Should the function output a warning in that case?

Add glmer.nb theta to modify functions

This is theta the negative binomial scale parameter, not theta the random effect variances parameter!

Is sigma.lm still necessary?

Might be unnecessary due to sigma.default in stats.

Return multiple p-values from tests.

Save time by running multiple tests per iteration, instead of redoing all that simulating and refitting for each test.

Could be:

multiple tests
test multiple variables

This will help with precision analysis down the line.

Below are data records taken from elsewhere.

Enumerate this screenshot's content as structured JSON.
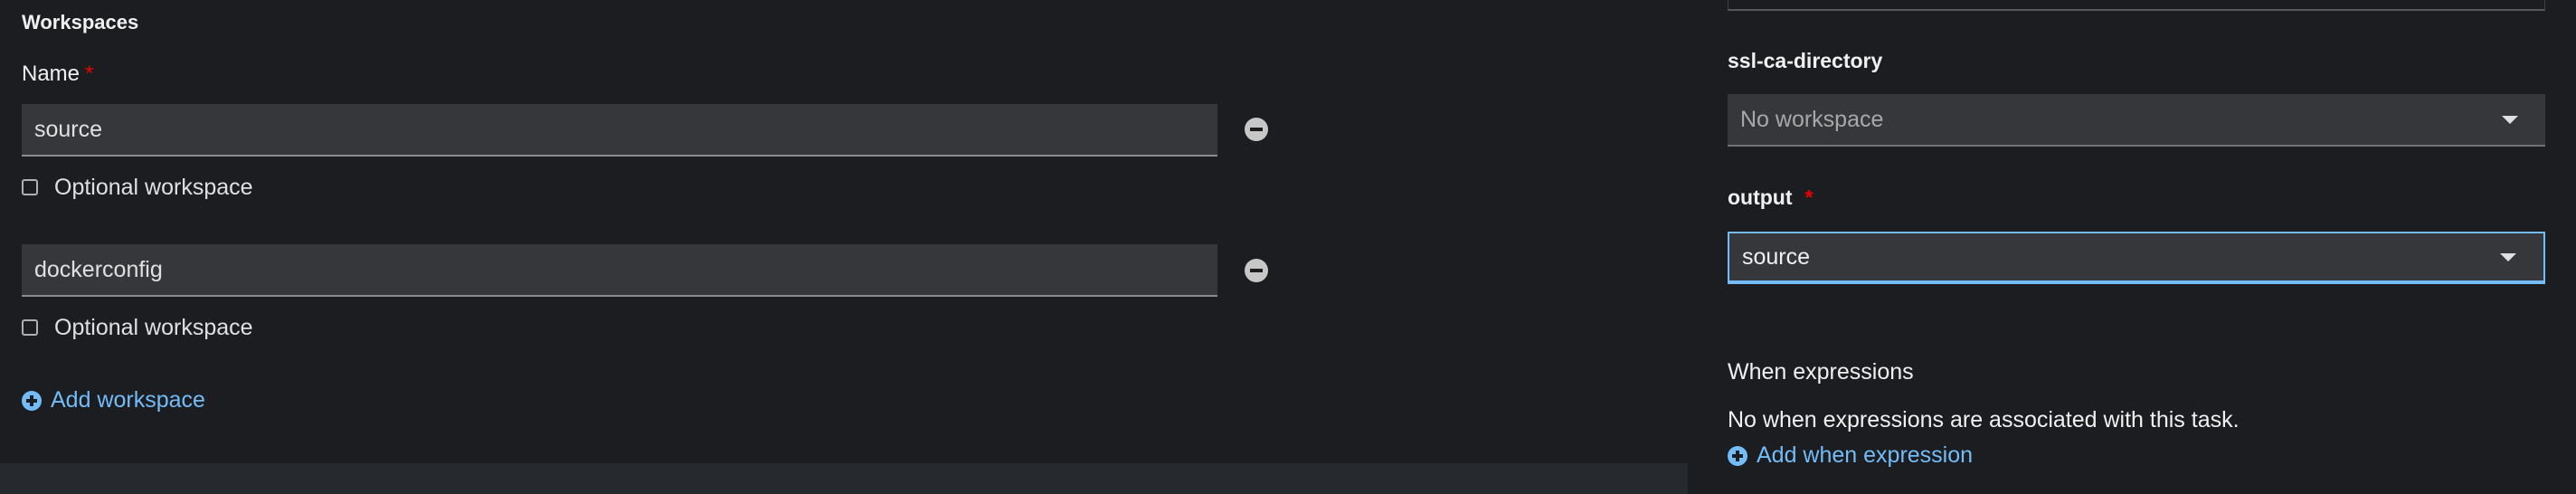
{
  "workspaces": {
    "title": "Workspaces",
    "name_label": "Name",
    "required_mark": "*",
    "items": [
      {
        "value": "source",
        "optional_label": "Optional workspace"
      },
      {
        "value": "dockerconfig",
        "optional_label": "Optional workspace"
      }
    ],
    "add_label": "Add workspace"
  },
  "task_panel": {
    "ssl_ca_directory": {
      "label": "ssl-ca-directory",
      "value": "No workspace"
    },
    "output": {
      "label": "output",
      "required_mark": "*",
      "value": "source"
    },
    "when": {
      "title": "When expressions",
      "empty_text": "No when expressions are associated with this task.",
      "add_label": "Add when expression"
    }
  },
  "colors": {
    "background": "#1b1d21",
    "input_bg": "#36373a",
    "link": "#73bcf7",
    "required": "#ee0000"
  },
  "icons": [
    "minus-circle-icon",
    "plus-circle-icon",
    "caret-down-icon"
  ]
}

RLRsim and glmer not compatible

Change the test for random() applied to a glmerMod, or at least give a helpful error message.

Missing Data

Either

Handle missing data properly.
Fail nicely when there is missing data.

"basis" option for extend

e.g. variable transects per year, extend based on just the final year rather than cycling.

Make this the default?

Return effect size measures for observed power calculations

I might be nice to give effect sizes as Cohen's d and Pearson's r when running powerSim, since these have a intuitive interpretation. One can use the following paper as a source of how to calculate effect sizes for mixed models:

Nakagawa S, Cuthill IC. 2009. Effect size, confidence interval and statistical significance: A practical guide for biologists. Biol Rev 84: 515.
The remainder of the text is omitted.